How excited are you that the Big Game is coming back?
DK: I’m a cash game guy, so I’m really excited for NAPT to be back, but it’s the Big Game that really hit me. I watched the NAPT and The Big Game back in the day, and I just love the format because it’s an everyday guy all the viewers can relate to. It’s their dream to play high stakes with some of the biggest names in poker, right? Here, you get to see someone who’s maybe of a similar background to you, a recreational player, who gets to fire in there for the $50k buy-in. And it’s just created such great moments, and there are still viral clips you see today, ten years on.
Any chance we see you playing?
DK: I don’t think so. It’s a pretty big buy-in and when I’m playing online, I’m playing like $1/$2 with a $200 buy-in. And then if I play live some $2/$5, maybe playing some more $5/$10 going forward, but $100/$200 is a bit of a jump. I will definitely be watching as a fan, though.

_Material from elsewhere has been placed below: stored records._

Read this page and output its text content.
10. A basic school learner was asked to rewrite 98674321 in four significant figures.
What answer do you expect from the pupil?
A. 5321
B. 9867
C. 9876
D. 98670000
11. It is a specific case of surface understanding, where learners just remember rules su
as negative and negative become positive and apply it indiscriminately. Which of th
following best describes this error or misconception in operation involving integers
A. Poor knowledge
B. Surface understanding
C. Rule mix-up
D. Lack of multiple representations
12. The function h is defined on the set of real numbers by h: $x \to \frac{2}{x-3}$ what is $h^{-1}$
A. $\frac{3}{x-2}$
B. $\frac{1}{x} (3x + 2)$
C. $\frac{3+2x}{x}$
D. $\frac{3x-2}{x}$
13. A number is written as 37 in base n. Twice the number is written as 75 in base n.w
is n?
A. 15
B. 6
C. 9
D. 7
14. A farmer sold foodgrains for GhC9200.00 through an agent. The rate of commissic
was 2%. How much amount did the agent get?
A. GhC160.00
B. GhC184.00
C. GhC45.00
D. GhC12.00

Are you an F1 fan? Are you staying around in Vegas for the race?
DK: Yes, so, quick story. I started as an F1 fan because my dad’s a lifelong F1 fan. I watched until about 13 or 14, then I didn’t watch for 15 years. And then Drive to Survive came out on Netflix, and I just got all the way back into it. I watch every race, almost every qualifying too. So, I wouldn’t say I’m like the crazy superfan that watches all practices and knows everything, but I’m pretty interested in it.

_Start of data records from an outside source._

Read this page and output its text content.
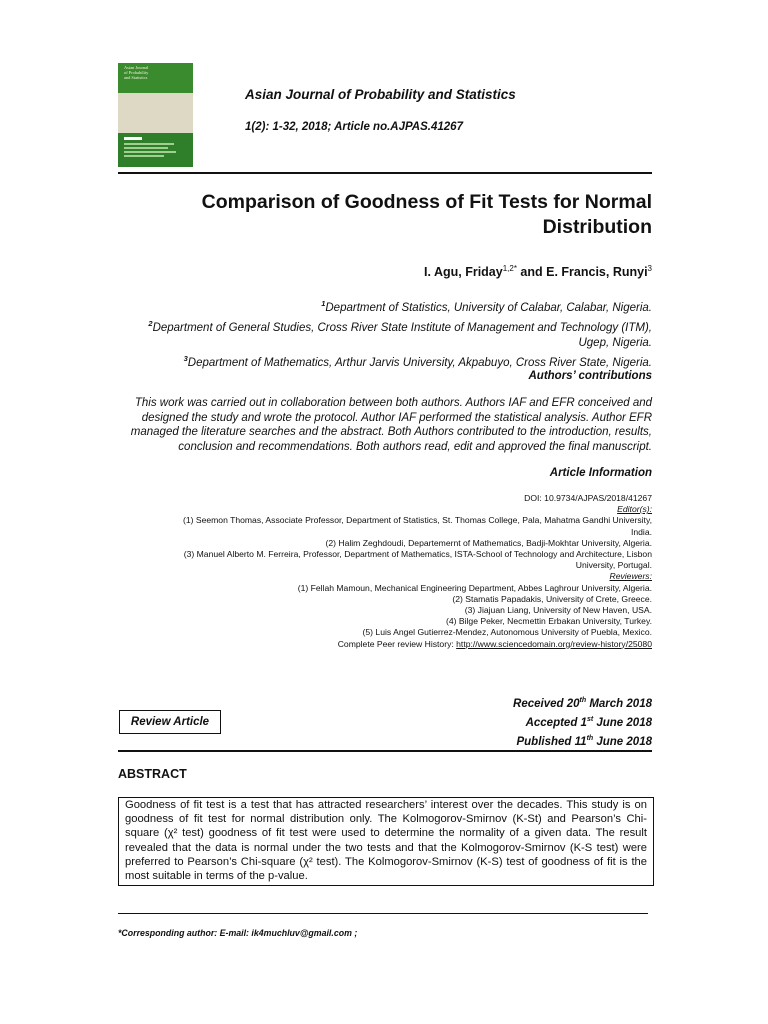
Asian Journal
of Probability
and Statistics
Asian Journal of Probability and Statistics
1(2): 1-32, 2018; Article no.AJPAS.41267
Comparison of Goodness of Fit Tests for Normal
Distribution
I. Agu, Friday$^{1,2*}$ and E. Francis, Runyi$^3$

$^1$Department of Statistics, University of Calabar, Calabar, Nigeria.

$^2$Department of General Studies, Cross River State Institute of Management and Technology (ITM),
Ugep, Nigeria.

$^3$Department of Mathematics, Arthur Jarvis University, Akpabuyo, Cross River State, Nigeria.

Authors’ contributions
This work was carried out in collaboration between both authors. Authors IAF and EFR conceived and designed the study and wrote the protocol. Author IAF performed the statistical analysis. Author EFR managed the literature searches and the abstract. Both Authors contributed to the introduction, results, conclusion and recommendations. Both authors read, edit and approved the final manuscript.
Article Information

DOI: 10.9734/AJPAS/2018/41267

Editor(s):

(1) Seemon Thomas, Associate Professor, Department of Statistics, St. Thomas College, Pala, Mahatma Gandhi University,

India.

(2) Halim Zeghdoudi, Departemernt of Mathematics, Badji-Mokhtar University, Algeria.

(3) Manuel Alberto M. Ferreira, Professor, Department of Mathematics, ISTA-School of Technology and Architecture, Lisbon

University, Portugal.

Reviewers:

(1) Fellah Mamoun, Mechanical Engineering Department, Abbes Laghrour University, Algeria.

(2) Stamatis Papadakis, University of Crete, Greece.

(3) Jiajuan Liang, University of New Haven, USA.

(4) Bilge Peker, Necmettin Erbakan University, Turkey.

(5) Luis Angel Gutierrez-Mendez, Autonomous University of Puebla, Mexico.

Complete Peer review History: http://www.sciencedomain.org/review-history/25080

Received 20th March 2018
Accepted 1st June 2018
Published 11th June 2018
Review Article
ABSTRACT
Goodness of fit test is a test that has attracted researchers’ interest over the decades. This study is on goodness of fit test for normal distribution only. The Kolmogorov-Smirnov (K-St) and Pearson’s Chi-square (χ² test) goodness of fit test were used to determine the normality of a given data. The result revealed that the data is normal under the two tests and that the Kolmogorov-Smirnov (K-S test) were preferred to Pearson’s Chi-square (χ² test). The Kolmogorov-Smirnov (K-S) test of goodness of fit is the most suitable in terms of the p-value.
*Corresponding author: E-mail: ik4muchluv@gmail.com ;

What’s been your best moment in poker so far?
DK: I always try to divide between the content and the playing, you know. It’s like there are two things in one, but I definitely have content goals and playing goals. So, I think content-wise, definitely signing with PokerStars—like I mentioned earlier, as a streamer, it’s the dream opportunity, right? I
As far as playing, I would say just getting to the point where I can play in these mid-stakes cash games online that I’m playing in. For many years, I was just a recreational, live, low-stakes player. So, to be able to transition and then get to a point where I can at least play and compete in some of these games within a few years is pretty good. And then obviously, the two recent wins in COOP were pretty exciting too.
Does streaming ever affect your gameplay? Do you ever feel influenced by your stream chat when you’re playing online?
DK: I mean, I would say it has impacts, but not in the way that people would think. Am I worried about looking stupid on stream? No. I mean, at the end of the day, I’m showing every hand. I’m not a perfect player. I make mistakes, everybody does. You just kind of live with that, right? It’s part of what you do.
I think the biggest impact when playing in a small or regulated pool is that you’re going to be playing with a lot of the same regular players every day. If I’m out here making a lot of exploits on stream, and I know they’re aware of my stream, it can catch up to you a lot quicker.
Are you optimistic for the future of online poker in the States?
DK: I’m very optimistic about online poker in the US. Poker has been huge in the US, it’s just all been live ever since Black Friday. These live tournament showings, the WSOP, WPT, and mid-stakes tours—the numbers are crazy across the board. Poker is still huge in the US, but it’s really started to kick off online in the last few years.